PT Dirgantara Indonesia (Persero)
Penandatanganan hasil dari Letter of Intent (LoI) diatas, program pesawat
N250, pesawat N2130 dan satelit Aerial Navigation Satellite System terhenti dan yang
menjadi Direktur Utama PT Dirgantara Indonesia (Persero) pada tahun 1998 yaitu Ir.
Hari Laksono.
Krisis yang di hadapi oleh PT Dirgantara Indonesia (Persero) sangatlah
berdampak buruk bagi internal maupun eksternal. Khususnya untuk Public Relations
dalam menghadapi krisis perusahaan ini sangatlah butuh beberapa strategi untuk tetap
mempertahankan kejayaan perusahaannya agar tetap berjalan dengan lancar dan
tidak ada lagi yang dinamakan pailit oleh Pengadilan Niaga dan juga tetap bertahan
untuk memproduksi beberapa pesawat dan helikopter untuk para customer. Peran
Public Relations sangatlah penting untuk sebuah perusahaan yang sedang mengalami
krisis ekonomi pada tahun 1998 dan untuk tetap mempertahankannya agar
perusahaan tersebut tetap berjalan hingga saat ini. Berdasarkan data dari hasil pra
penelitian dari artikel detikfinace.com adalah :
“ karena dinilai tidak mampu membayar utang berupa kompensasi dan
manfaat pensiun dan jaminan hari tua kepada mantan karyawannya, PTDI
dinyatakan pailit oleh Pengadilan Niaga pada Pengadilan Negeri Jakarta Pusat
pada 4 September 2007. Namun pada tanggal 24 Oktober 2007 keputusan
pailit tersebut dibatalkan.” (https://finance.detik.com/industri/2587833/pt-
dirgantara-indonesia-sempat-mati-kini-terbang-kembali)

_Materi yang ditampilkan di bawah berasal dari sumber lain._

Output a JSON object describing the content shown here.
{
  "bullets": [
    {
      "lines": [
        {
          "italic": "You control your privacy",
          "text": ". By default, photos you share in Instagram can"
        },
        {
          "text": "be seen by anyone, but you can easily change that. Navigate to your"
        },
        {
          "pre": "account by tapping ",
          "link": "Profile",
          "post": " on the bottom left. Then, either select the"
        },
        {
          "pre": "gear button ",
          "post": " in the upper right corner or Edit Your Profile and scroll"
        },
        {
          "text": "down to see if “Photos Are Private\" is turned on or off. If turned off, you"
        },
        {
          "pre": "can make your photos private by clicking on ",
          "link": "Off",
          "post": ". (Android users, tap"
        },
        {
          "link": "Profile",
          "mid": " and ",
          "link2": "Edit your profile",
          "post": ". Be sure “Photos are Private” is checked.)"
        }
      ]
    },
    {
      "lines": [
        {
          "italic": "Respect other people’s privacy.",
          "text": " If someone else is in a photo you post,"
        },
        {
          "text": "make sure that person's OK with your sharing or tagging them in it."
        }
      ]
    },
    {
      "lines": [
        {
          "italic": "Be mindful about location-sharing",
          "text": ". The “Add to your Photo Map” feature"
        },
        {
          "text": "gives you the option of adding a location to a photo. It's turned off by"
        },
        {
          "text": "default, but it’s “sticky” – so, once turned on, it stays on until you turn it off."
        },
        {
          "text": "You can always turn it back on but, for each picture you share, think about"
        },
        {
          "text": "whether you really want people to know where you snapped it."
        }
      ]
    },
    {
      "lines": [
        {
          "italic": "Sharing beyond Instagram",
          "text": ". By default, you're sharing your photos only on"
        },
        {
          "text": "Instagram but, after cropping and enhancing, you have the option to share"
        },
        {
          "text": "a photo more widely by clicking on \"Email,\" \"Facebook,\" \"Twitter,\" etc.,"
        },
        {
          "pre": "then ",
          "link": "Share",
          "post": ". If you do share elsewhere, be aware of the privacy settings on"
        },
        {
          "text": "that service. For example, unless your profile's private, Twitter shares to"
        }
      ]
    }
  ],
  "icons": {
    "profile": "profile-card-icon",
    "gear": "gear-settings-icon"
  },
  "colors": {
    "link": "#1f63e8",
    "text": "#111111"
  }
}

PT Dirgantara Indonesia (Persero) kepada mantan karyawannya tidak
memberikan berupa kompensasi, manfaat pensiun dan juga jaminan hari tua.
6
Pengadilan Niaga dan Pengadilan Jakartta Pusat pada 4 September 2007 dinyatakan
pailit kepada PT Dirgantara Indonesia (Persero), tetapi pada tanggal 24 Oktober 2007
keputusan yang dinyatakan pailit tersebut telah dibatalkan. Tahun 2007 PT Dirgantara
Indonesia (Persero) melakukan open recruitment untuk para sarjana hukum, karena
untuk mempertahankan agar tidak dinyatakan pailit dan tetap bertahan. PT Dirgantara
Indonesia (Persero) dalam bandingan tersebut hasilnya memenangkan dalam gugatan
yang sebelumnya akan dinyatakan pailit pada saat itu. Krisis yang dilanda oleh
perusahaan BUMN yaitu PT Dirgantara Indonesia (Persero) tidak akan selalu
mengalami kebangkrutan hingga perusahaan tersebut dinyatakan pailit dan tetap
mempertahankan bisnis kedirgantaraannya.
Semenjak krisis moneter melanda bangsa Indonesia tahun 1998, serta
ditandatanganinya Letter of Intent (LoI) antara Pemerintah Indonesia dengan IMF, di
dalamnya dinyatakan bahwa pemerintah Indonesia tidak diperkenankan memberikan
dana lagi ke PT Dirgantara Indonesia (Persero). Sejak saat itu, PT Dirgantara
Indonesia (Persero) mengalami pasang surut dalam mengelola bisnis rancang bangun
dan manufakturing pesawat terbang. Berbagai program telah dibuat dan sudah
dijalankan namun hal itu tidak membantu PT Dirgantara Indonesia (Persero) untuk
mampu bangkit dari keterpurukannya.
Menurut artikel dari IKA UPN Jakarta menjelaskan bahwa pemerintah akan
merombak manajemen dan menjadikan Budi Santoso yang sebelumnya sebagai
Direktur Utama PT Pindad menjadi Direktur Utama PT Dirgantara Indonesia
(Persero) dan dengan perlahan kinerja PT Dirgantara Indonesia (Persero) mulai
7
membaik serta menunjukkan perkembangan positif. Perkembangan positif itu terlihat
dari catatan keuntungan yang ada sejak tahun 2009 mencapai hingga Rp 117,08
miliar dan yang sebelumnya merugi sekitar Rp 84,34 miliar. Berdasarkan data hasil
pra penelitian yang peneliti kutip dari artikel IKA UPN Jakarta menjelaskan
kebangkitan dari PT Dirgantara Indonesia (Persero) adalah :
“Kebangkitan PT Dirgantara Indonesia (Persero) bermula saat perseroan
memperoleh suntikan Penyertaan Modal Negara (PMN) sebesar Rp 2,075
triliun, serta pasca menjalani program restrukturisasi dan revitalisasi pada
tahun 2011. PT Dirgantara Indonesia (Persero) didukung oleh kebijakan
pemerintah melalui Perpres 42/2010 tentang Komite Kebijakan Industri
Pertahanan (KKIP), sehingga praktis PT Dirgantara Indonesia (Persero)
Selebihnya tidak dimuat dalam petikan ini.